Récemment les médias se sont faits l’écho : « Bientôt un palace aux Trois-Ilets ! «.
Autrement dit la Martinique aura enfin ‘’son Palace’’. Un rêve !
Considérant le quartier Anse-Mitan/Pointe du Bout berceau du projet, je dirais même que nous vivons un conte de fées car cette réalité en a bien l’air.
Ce site, moteur de l’industrie touristique en Martinique au début des années 70, avait été choisi en fin des années 60 par un état planificateur pour développer le tourisme. A l’instar des projets réalisés en France métropolitaine et dans l’urgence d’assurer l’emploi aux nouvelles générations qui arrivaient sur le marché du travail, le projet, sous la houlette de l’état, en raison des avantages incontestables des lieux, avait fédéré des investisseurs privés tant extérieurs que locaux. Ainsi fut construit un ensemble intégré constitué d’hôtels de différentes catégories, de logements et bien sûr d’une marina et de commerces. Tout ceci, comme dans l’hexagone, avait vocation à se développer de façon structurée.
Comme dans un conte, il semble qu’une mauvaise fée ait jeté un sort sur la station balnéaire, à peine avait-elle révélée ses promesses. Ce fut d’abord une extension avortée de la Marina au début des années 80 puis un immobilisme dans la deuxième moitié de la même décennie.
A cette époque cependant, les divers politiques de défiscalisation boostaient l’investissement touristique à tout va, y compris dans les sites de l’île les plus inappropriés.
La station balnéaire bougeait à peine si ce n’est des établissements déjà installés qui se permirent quelques extensions. Il fallut une forte pression foncière sur l’Anse Mitan/ Pointe du Bout pour que, après avoir accumulé du retard sur les communes voisines, voire la Martinique, une explosion immobilière se produise, sans semble-t-il suivre un schéma d’aménagement tel que pratiqué à l’origine dans les années 70…
Ainsi pendant une quarantaine d’année la belle station s’était installée dans un demi-sommeil. Demi sommeil puisque, sans vision d’ensemble, sans créer d’infrastructures et d’espaces publics dignes d’une station balnéaire qui vise à attirer le chaland tant international que local, en limitant son potentiel commercial, on a quand même construit à tout va, ‘’à la va comme je te pousse’’.
Voici que cette semaine, comme sous l’effet d’un baisé magique, le site de la Pointe du Bout devient digne d’accueillir après des décennies : Un Palace !!!
Il est impossible d’échapper à une impression de féérie tant cela tient de l’irréel.

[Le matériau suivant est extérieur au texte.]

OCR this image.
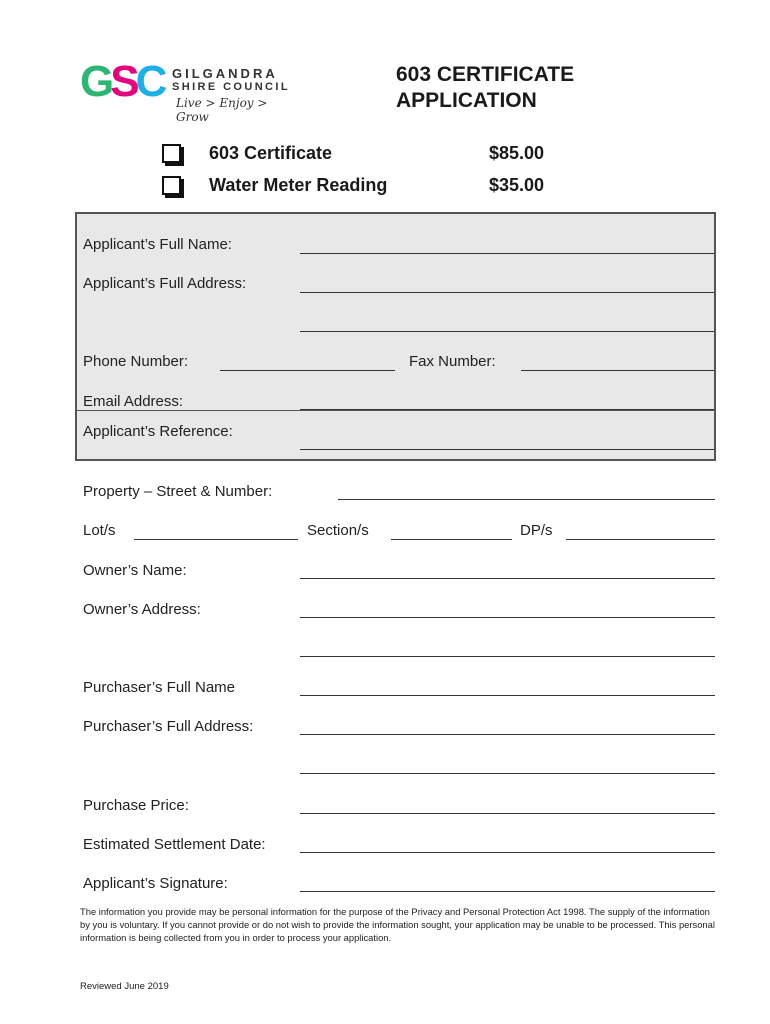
GSC GILGANDRA
SHIRE COUNCIL
Live > Enjoy > Grow
603 CERTIFICATE
APPLICATION
603 Certificate	$85.00
Water Meter Reading	$35.00
Applicant’s Full Name:
Applicant’s Full Address:
Phone Number:	Fax Number:
Email Address:
Applicant’s Reference:
Property – Street & Number:
Lot/s	Section/s	DP/s
Owner’s Name:
Owner’s Address:
Purchaser’s Full Name
Purchaser’s Full Address:
Purchase Price:
Estimated Settlement Date:
Applicant’s Signature:
The information you provide may be personal information for the purpose of the Privacy and Personal Protection Act 1998. The supply of the information by you is voluntary. If you cannot provide or do not wish to provide the information sought, your application may be unable to be processed. This personal information is being collected from you in order to process your application.
Reviewed June 2019
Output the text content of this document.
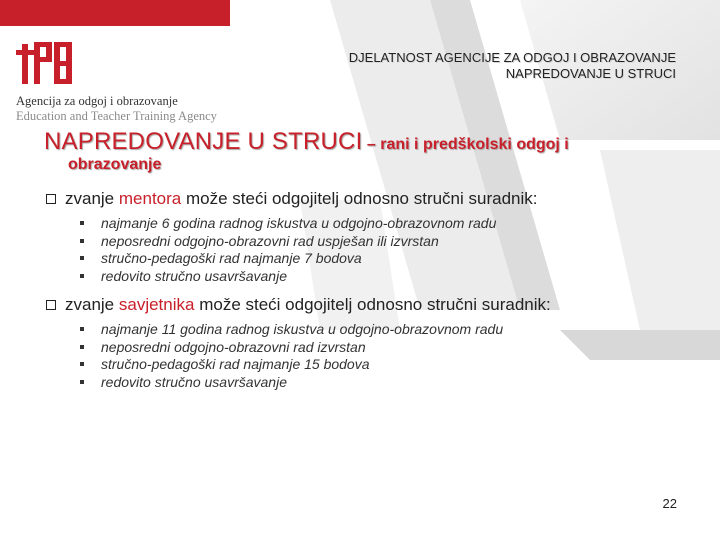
Agencija za odgoj i obrazovanje
Education and Teacher Training Agency
DJELATNOST AGENCIJE ZA ODGOJ I OBRAZOVANJE
NAPREDOVANJE U STRUCI
NAPREDOVANJE U STRUCI – rani i predškolski odgoj i
obrazovanje
zvanje mentora može steći odgojitelj odnosno stručni suradnik:
najmanje 6 godina radnog iskustva u odgojno-obrazovnom radu
neposredni odgojno-obrazovni rad uspješan ili izvrstan
stručno-pedagoški rad najmanje 7 bodova
redovito stručno usavršavanje
zvanje savjetnika može steći odgojitelj odnosno stručni suradnik:
najmanje 11 godina radnog iskustva u odgojno-obrazovnom radu
neposredni odgojno-obrazovni rad izvrstan
stručno-pedagoški rad najmanje 15 bodova
redovito stručno usavršavanje
22
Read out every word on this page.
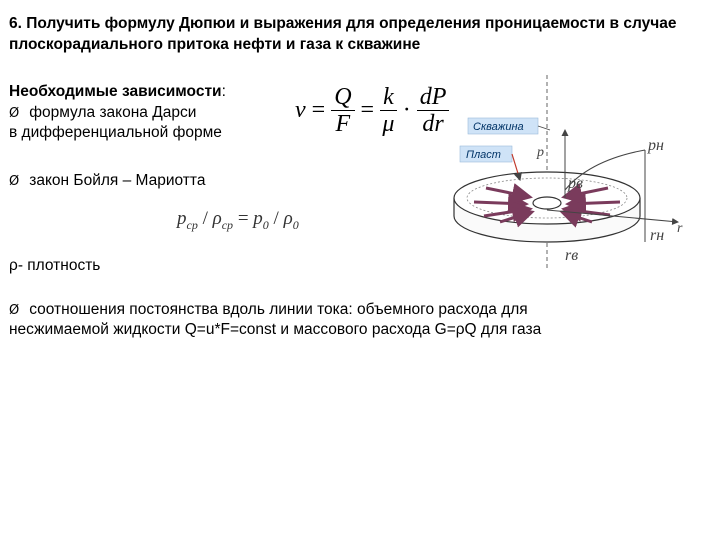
6. Получить формулу Дюпюи и выражения для определения проницаемости в случае плоскорадиального притока нефти и газа к скважине
Необходимые зависимости:
Ø формула закона Дарси
в дифференциальной форме
$v = \frac{Q}{F} = \frac{k}{\mu} \cdot \frac{dP}{dr}$
Ø закон Бойля – Мариотта
$p_{ср} / \rho_{ср} = p_0 / \rho_0$
ρ- плотность
Ø соотношения постоянства вдоль линии тока: объемного расхода для
несжимаемой жидкости Q=u*F=const и массового расхода G=ρQ для газа
Скважина
Пласт	p	pн
pв
rн r
rв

Princes et princesse mettent toute leur foi, leurs talents et leurs moyens financiers pour réveiller l’endormie. En plein cœur du quartier Anse-Mitan/Pointe du Bout, en trois ans surgira un complexe paradisiaque dont la conception suffira à attirer le chaland haut de gamme et très haut de gamme. Un investissement de 60 millions d’euros actuellement dont 45 pour les 62 suites de l’hôtel 5 étoiles, il n’est pas besoin de plus pour combler les attentes de la clientèle fortunée qui est visée. Et un financement solide puisque assuré par des princes locaux parmi eux et pas le moindre : la collectivité qui assurera 50% du financement. En faisant un calcul rapide, une participation d’au moins 30 millions d’euros dans un investissement qui devrait être purement privé. Précédemment le site avait été acquis pour un peu plus de 5 millions sur des fonds publics ; pour éviter qu’il ne soit détourné de sa vocation touristique. Il faudra encore prélever au moins 30 millions sur des fonds publics pour parvenir à cet objectif…
Comme tout conte de fées celui-ci laisse rêveur, plein d’optimisme, confiant en l’avenir, assuré du succès et comme ce conte se passe en Martinique, assuré d’une réussite martiniquaise.
Ceci me fait oublier la réalité, ou tout au moins ce que je crois être la réalité, une chimère de ma part puisque personne ne parait s’en préoccuper.
N’est ce pas absurde de me poser des questions telles que :
– L’Anse Mitan/ Pointe du Bout est- ce là l’environnement recherché par la clientèle huppée ?
– Les destinations qui s’adressent à une clientèle haut de gamme, en dehors des sites exceptionnels qu’elles mettent à leur disposition, ne s’appuient-elles pas sur une culture de l’accueil et du service qui prévaut dans leur population ? Et dans un contexte plus ancien, plus occidental, n’est ce pas la tradition professionnelle de l’excellence, qui assure à ces investissements le succès que nous souhaiterions partager ?
Enfin !
– Comment va-t-on gérer la mixité sur la plage de la Pointe du Bout entre cette clientèle huppée à 1.000E la nuitée et les jeunes des faubourgs qui en ont fait leur plage ???